Mayor Dave Schmidt also urged a vote. "The Planning and Zoning Commission has made a recommendation to us and the city council has to vote on that recommendation. I don't think we can withdraw it because we have to act on the Planning and Zoning Commission recommendation."

Hill, however, pointed out, "The city is the petitioner." Hill explained, "My opinion is that a petition for a zoning change can be withdrawn at any time prior to final action being taken on it."

Schmidt outlined the council's options, to withdraw the motion, to table it, to continue it, or to vote on it. "Ald. Allegretti's motion seeks to wipe the slate clean," he said.

Two residents urged the council to vote on the matter. "You need to vote on this and be done with it on the denial of P&Z and not pass the buck again," said Pat Livensparger. She also expressed concern that, under city rules, the city could again request a similar text amendment. If the council agreed with the denial, the city could not make another such request for at least one year.

Dan Knight agreed, "I think you should act now," he said. "I can't imagine you'd wipe the slate clean as you say on something that's been this contentious."

Loss also addressed the council.

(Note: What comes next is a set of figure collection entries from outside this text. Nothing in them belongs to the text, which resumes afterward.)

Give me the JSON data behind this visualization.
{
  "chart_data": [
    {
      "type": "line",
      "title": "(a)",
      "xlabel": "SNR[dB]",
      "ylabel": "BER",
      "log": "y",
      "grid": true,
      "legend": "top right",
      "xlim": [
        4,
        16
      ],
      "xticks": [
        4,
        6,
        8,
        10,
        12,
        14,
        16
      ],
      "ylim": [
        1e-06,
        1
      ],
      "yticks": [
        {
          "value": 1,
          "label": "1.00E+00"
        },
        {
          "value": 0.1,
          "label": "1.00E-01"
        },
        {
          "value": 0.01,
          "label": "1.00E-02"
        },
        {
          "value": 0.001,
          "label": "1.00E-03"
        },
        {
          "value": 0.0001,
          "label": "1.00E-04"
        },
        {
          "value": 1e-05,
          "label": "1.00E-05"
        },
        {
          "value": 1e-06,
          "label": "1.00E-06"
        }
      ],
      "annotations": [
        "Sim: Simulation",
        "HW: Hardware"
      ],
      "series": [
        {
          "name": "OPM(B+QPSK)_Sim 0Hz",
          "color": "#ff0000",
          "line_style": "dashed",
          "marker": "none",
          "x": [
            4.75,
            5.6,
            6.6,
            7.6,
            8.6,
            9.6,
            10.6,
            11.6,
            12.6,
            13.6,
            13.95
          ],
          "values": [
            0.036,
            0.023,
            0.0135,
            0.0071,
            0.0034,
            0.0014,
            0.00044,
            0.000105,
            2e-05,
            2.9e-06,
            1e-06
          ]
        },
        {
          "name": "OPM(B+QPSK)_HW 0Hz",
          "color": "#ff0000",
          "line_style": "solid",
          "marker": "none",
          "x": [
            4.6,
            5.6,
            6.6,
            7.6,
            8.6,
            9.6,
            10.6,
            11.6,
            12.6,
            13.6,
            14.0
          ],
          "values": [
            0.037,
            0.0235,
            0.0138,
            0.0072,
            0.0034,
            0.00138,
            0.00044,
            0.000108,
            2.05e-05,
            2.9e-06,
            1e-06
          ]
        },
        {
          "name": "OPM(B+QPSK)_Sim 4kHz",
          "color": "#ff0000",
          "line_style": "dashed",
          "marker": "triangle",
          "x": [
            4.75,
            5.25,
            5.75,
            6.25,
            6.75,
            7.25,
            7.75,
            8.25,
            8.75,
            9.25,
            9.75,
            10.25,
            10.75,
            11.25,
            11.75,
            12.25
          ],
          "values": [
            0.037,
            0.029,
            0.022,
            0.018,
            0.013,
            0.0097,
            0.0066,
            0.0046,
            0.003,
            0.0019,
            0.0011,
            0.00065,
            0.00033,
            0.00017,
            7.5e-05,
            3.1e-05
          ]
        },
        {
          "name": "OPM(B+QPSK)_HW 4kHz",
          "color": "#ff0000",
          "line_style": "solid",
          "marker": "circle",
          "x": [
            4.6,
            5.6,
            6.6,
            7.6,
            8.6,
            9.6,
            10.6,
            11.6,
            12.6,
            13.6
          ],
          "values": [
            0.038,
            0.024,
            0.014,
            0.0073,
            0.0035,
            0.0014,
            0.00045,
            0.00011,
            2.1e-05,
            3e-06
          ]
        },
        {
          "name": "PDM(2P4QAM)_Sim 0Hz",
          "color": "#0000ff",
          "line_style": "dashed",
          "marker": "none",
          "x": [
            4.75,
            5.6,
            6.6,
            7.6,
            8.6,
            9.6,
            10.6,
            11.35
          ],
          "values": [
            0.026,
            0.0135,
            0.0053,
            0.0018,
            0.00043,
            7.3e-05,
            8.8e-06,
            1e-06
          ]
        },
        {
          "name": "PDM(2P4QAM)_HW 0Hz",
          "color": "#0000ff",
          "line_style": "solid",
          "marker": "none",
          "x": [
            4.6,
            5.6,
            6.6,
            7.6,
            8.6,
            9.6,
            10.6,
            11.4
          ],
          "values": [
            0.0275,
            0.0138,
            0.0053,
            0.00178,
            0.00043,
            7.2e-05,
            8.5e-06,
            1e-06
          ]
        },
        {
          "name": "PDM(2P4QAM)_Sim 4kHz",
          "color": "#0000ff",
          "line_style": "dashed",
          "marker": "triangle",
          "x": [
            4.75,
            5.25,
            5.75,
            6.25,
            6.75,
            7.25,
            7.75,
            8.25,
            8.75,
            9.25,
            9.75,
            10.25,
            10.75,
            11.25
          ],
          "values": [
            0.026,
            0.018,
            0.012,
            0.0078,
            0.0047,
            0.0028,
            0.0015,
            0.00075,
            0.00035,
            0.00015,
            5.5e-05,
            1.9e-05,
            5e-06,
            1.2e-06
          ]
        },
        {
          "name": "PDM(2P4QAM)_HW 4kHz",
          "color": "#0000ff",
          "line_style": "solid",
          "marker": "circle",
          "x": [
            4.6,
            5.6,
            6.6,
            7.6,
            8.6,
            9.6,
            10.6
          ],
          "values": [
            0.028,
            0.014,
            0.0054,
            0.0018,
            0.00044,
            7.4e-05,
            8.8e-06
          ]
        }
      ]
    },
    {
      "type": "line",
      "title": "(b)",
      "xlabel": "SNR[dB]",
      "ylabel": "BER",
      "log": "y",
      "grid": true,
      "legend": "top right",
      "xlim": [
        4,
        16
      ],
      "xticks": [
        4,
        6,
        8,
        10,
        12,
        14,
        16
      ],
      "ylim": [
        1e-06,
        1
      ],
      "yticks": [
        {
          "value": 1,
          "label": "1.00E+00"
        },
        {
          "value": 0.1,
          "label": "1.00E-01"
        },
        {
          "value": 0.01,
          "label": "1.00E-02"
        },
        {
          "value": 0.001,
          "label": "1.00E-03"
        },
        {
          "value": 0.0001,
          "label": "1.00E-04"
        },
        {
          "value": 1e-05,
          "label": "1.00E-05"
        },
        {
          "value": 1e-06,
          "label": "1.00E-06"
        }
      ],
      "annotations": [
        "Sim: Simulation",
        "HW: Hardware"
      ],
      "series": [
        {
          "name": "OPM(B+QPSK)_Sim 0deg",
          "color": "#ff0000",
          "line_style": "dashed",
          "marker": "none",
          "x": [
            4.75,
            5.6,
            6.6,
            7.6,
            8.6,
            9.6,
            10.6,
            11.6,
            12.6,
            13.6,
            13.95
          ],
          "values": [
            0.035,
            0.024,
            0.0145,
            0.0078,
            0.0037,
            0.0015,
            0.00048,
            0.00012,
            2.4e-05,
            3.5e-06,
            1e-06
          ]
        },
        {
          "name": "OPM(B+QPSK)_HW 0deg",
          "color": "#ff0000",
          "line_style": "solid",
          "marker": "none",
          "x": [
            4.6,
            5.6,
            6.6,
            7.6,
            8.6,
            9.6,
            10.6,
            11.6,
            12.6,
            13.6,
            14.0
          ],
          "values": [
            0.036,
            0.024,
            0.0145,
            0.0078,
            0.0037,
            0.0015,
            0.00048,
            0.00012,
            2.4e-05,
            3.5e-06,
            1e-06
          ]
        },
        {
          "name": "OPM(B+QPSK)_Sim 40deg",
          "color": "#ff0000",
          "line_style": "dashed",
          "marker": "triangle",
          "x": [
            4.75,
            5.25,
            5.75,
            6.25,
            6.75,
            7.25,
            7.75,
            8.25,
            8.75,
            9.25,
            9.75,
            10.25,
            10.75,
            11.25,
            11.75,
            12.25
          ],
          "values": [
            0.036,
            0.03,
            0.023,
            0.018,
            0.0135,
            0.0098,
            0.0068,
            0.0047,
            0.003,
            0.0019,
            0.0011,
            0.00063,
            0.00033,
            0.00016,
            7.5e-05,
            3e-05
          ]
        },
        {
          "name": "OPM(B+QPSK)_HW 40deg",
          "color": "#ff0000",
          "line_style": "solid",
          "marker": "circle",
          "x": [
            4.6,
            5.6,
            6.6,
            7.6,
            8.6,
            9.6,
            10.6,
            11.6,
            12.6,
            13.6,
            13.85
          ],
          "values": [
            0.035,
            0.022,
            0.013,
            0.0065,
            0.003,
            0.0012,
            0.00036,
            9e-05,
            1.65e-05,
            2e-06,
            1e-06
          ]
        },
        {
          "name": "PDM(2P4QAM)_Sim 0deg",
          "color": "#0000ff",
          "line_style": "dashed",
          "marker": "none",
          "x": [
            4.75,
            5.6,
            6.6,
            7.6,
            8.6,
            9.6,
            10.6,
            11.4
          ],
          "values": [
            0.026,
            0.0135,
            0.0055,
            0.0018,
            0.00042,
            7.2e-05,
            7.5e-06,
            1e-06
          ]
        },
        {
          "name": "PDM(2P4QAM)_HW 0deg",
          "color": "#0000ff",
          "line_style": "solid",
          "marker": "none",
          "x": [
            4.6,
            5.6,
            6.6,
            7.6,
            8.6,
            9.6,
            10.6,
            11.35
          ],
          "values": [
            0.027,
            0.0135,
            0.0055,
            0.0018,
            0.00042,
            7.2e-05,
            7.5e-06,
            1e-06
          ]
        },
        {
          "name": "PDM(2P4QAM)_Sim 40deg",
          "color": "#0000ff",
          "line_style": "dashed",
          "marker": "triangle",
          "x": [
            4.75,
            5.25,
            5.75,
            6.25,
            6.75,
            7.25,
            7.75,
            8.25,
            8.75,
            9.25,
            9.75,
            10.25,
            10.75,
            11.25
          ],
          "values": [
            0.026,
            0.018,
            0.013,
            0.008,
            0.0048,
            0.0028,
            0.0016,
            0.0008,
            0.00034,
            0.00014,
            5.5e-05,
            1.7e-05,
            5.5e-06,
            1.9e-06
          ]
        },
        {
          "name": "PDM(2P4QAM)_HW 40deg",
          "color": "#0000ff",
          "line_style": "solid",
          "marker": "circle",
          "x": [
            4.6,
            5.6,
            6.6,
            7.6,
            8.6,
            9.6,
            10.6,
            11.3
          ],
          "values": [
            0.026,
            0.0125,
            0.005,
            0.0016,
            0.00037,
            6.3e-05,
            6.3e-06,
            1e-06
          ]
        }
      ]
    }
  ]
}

He thanked aldermen for treating him fairly and acknowledged the angry residents. "I know this was a contentious issue and sometimes emotions run high," he said. "We're going to take your comments under advisement and rethink our position."

"Since Generation Group is no longer interested, it seems to me the city should be no longer interested," Allegretti said.

A vote on his substitute motion passed with DiPietro, Sweeney, and Ald. Frank Wsol (7th) in opposition.

Schmidt did not see the point to the withdrawal as opposed to the council affirming the commission's decision. "Maybe they thought it was better than an outright defeat although the net effect is the same," he said.

Schmidt also addressed Livensparger's concern. "I can't foresee the city petitioning again," he said. "Not this council." Unless the council had a turnover of aldermen who wanted billboards, which would postdate the one-year restriction, "I don't see the outcome to be any different in the future."